Dans un élan bien franchouillard aigri, pris dans la spirale de la catharsis, mal avisé serait celui qui révélerait son salaire, surtout si celui-ci a le malheur de dépasser 3000 EUR par mois ! Vous devrez nager à contre-courant d'un déversement collectif de bile. La rage de l'injustice biaise le jugement au point de se tromper de cible. Je devrais véritablement arrêter de lire les commentaires chez Rue89 dont je devrais savoir qu'ils ne sont généralement jalonnés que de clichés gauchistes que même certains sympathisants socialistes renieraient.
Les banques ne sont certes pas des parangons de vertu, mais de là à en faire les représentants sur Terre du Malin, c'est oublier leur rôle indispensable dans notre économie.
2. Notre Lider Maximo hypergesticulant n'est pas à la hauteur de sa charge. Je commentais récemment sur Facebook le statut d'un jeune Gaulliste du Renouveau, dont j'ai du mal à concevoir son ralliement assumé à la majorité en place sans renoncer ce qui fait justement l'essence même du gaullisme:
Et ça ne vous fait pas mal en tant que gaulliste d'être affilié à une majorité qui saccage l'héritage du Général?
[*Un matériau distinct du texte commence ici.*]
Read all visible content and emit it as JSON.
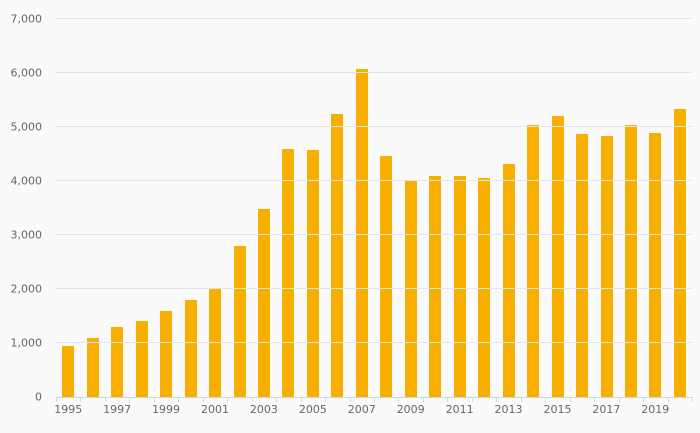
{
  "chart_data": {
    "type": "bar",
    "title": "",
    "xlabel": "",
    "ylabel": "",
    "categories": [
      1995,
      1996,
      1997,
      1998,
      1999,
      2000,
      2001,
      2002,
      2003,
      2004,
      2005,
      2006,
      2007,
      2008,
      2009,
      2010,
      2011,
      2012,
      2013,
      2014,
      2015,
      2016,
      2017,
      2018,
      2019,
      2020
    ],
    "values": [
      950,
      1100,
      1300,
      1400,
      1600,
      1800,
      2000,
      2800,
      3480,
      4590,
      4570,
      5250,
      6080,
      4470,
      4000,
      4090,
      4090,
      4060,
      4310,
      5040,
      5200,
      4870,
      4840,
      5040,
      4890,
      5340
    ],
    "ylim": [
      0,
      7000
    ],
    "y_tick_step": 1000,
    "y_tick_labels": [
      "0",
      "1,000",
      "2,000",
      "3,000",
      "4,000",
      "5,000",
      "6,000",
      "7,000"
    ],
    "x_tick_labels": [
      "1995",
      "1997",
      "1999",
      "2001",
      "2003",
      "2005",
      "2007",
      "2009",
      "2011",
      "2013",
      "2015",
      "2017",
      "2019"
    ],
    "x_label_every": 2,
    "grid": "horizontal",
    "legend": "none",
    "colors": {
      "bar": "#F9AF00",
      "grid": "#E6E6E6",
      "axis_line": "#CCD6EB",
      "label": "#666666",
      "background": "#FAFAFA"
    }
  }
}
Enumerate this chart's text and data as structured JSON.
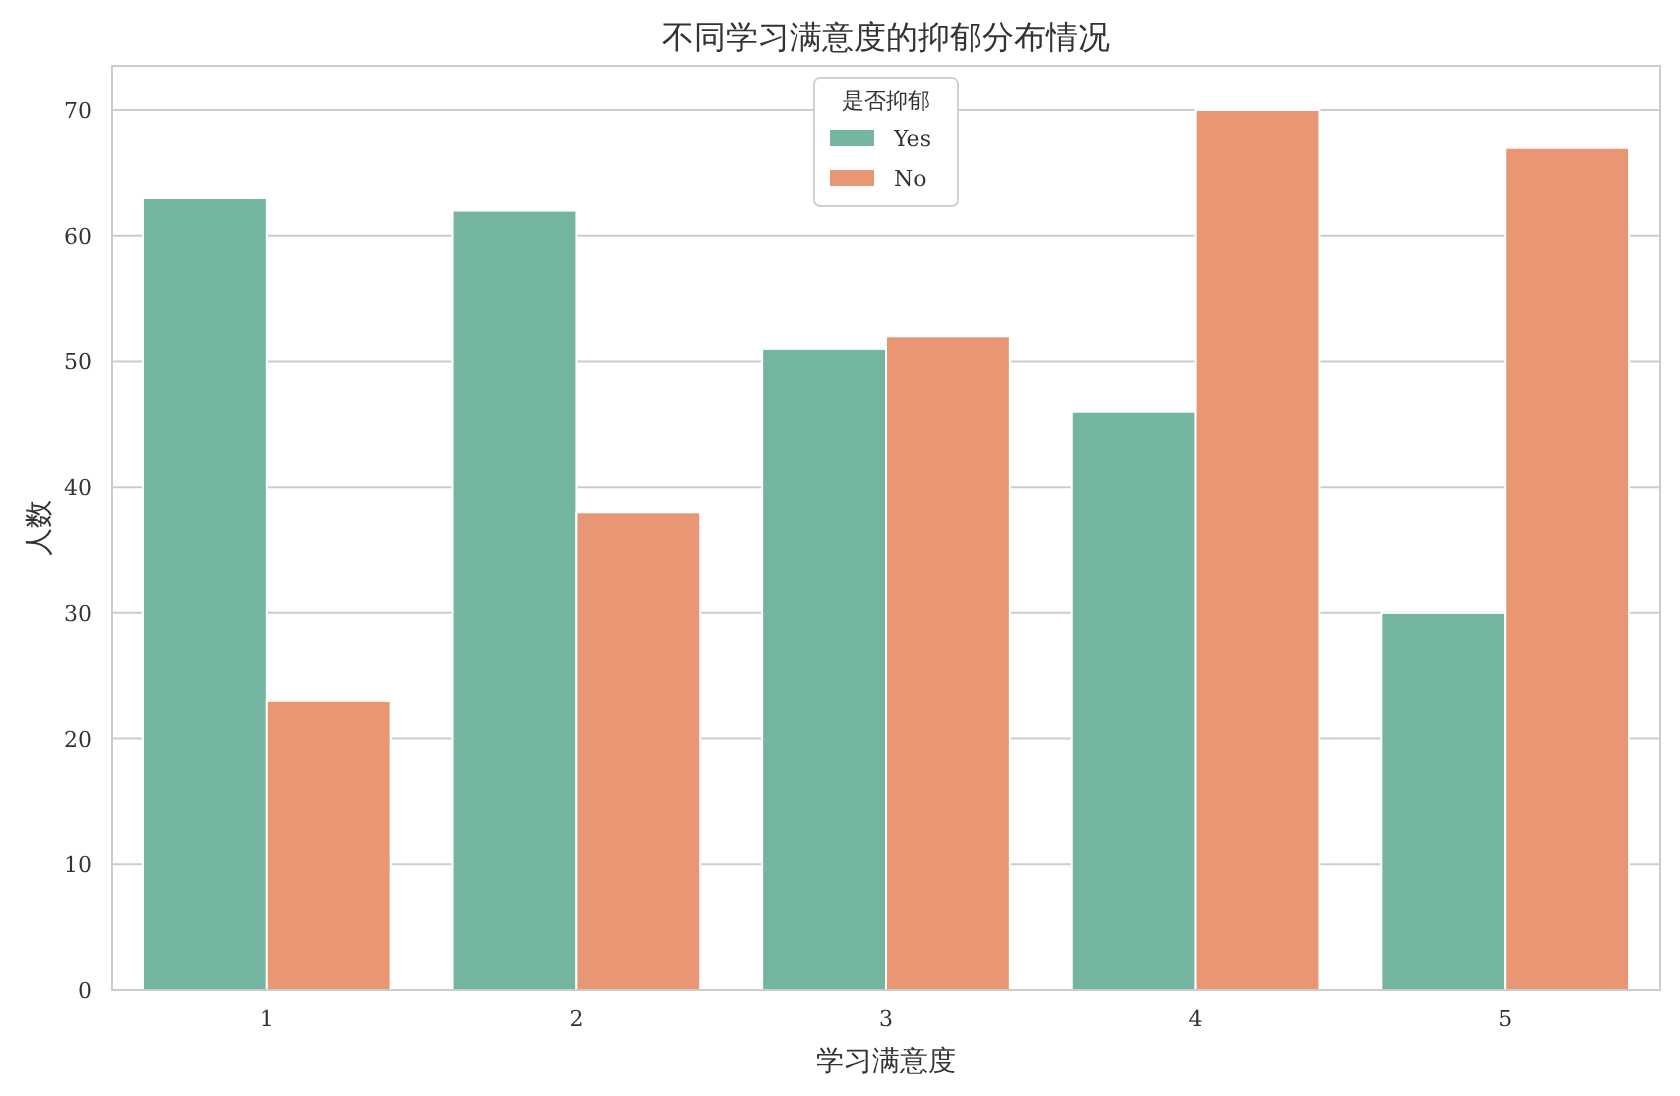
{
  "chart_data": {
    "type": "bar",
    "title": "不同学习满意度的抑郁分布情况",
    "xlabel": "学习满意度",
    "ylabel": "人数",
    "legend_title": "是否抑郁",
    "categories": [
      "1",
      "2",
      "3",
      "4",
      "5"
    ],
    "series": [
      {
        "name": "Yes",
        "color": "#73b5a0",
        "values": [
          63,
          62,
          51,
          46,
          30
        ]
      },
      {
        "name": "No",
        "color": "#e89673",
        "values": [
          23,
          38,
          52,
          70,
          67
        ]
      }
    ],
    "ylim": [
      0,
      73.5
    ],
    "yticks": [
      0,
      10,
      20,
      30,
      40,
      50,
      60,
      70
    ],
    "grid": "y",
    "legend": "top"
  }
}
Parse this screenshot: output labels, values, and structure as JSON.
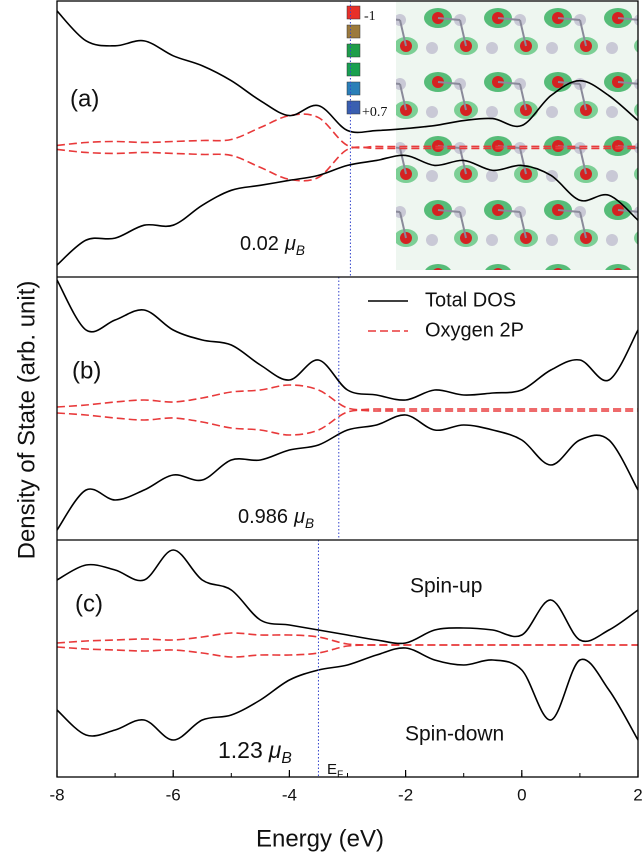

Positions atlantistes, recul d'indépendance du pouvoir judiciaire, judiciarisation de la vie politique, un Président qui range les ministres au rang de simple conseillers à l'américaine...c'est loin d'être gaulliste tout ça...
Et j'omets volontairement le côté bling-bling du Président qui est sans doute ce qu'il fait de plus antigaulliste. Le Général avait une autre idée de la fonction présidentielle.Être Chef de l'Etat, c'est gouverner avec la raison. Ce n'est pas bondir sur chaque fait divers pour manipuler l'opinion publique. C'est savoir se mettre au-dessus des turpitudes quotidiennes politiciennes. Je crois que Georges Pompidou est l'auteur de cette fameuse phrase selon laquelle le Président doit s'occuper de l'image de la France et le Premier Ministre du quotidien des Français. C'est exactement de cela dont il s'agit.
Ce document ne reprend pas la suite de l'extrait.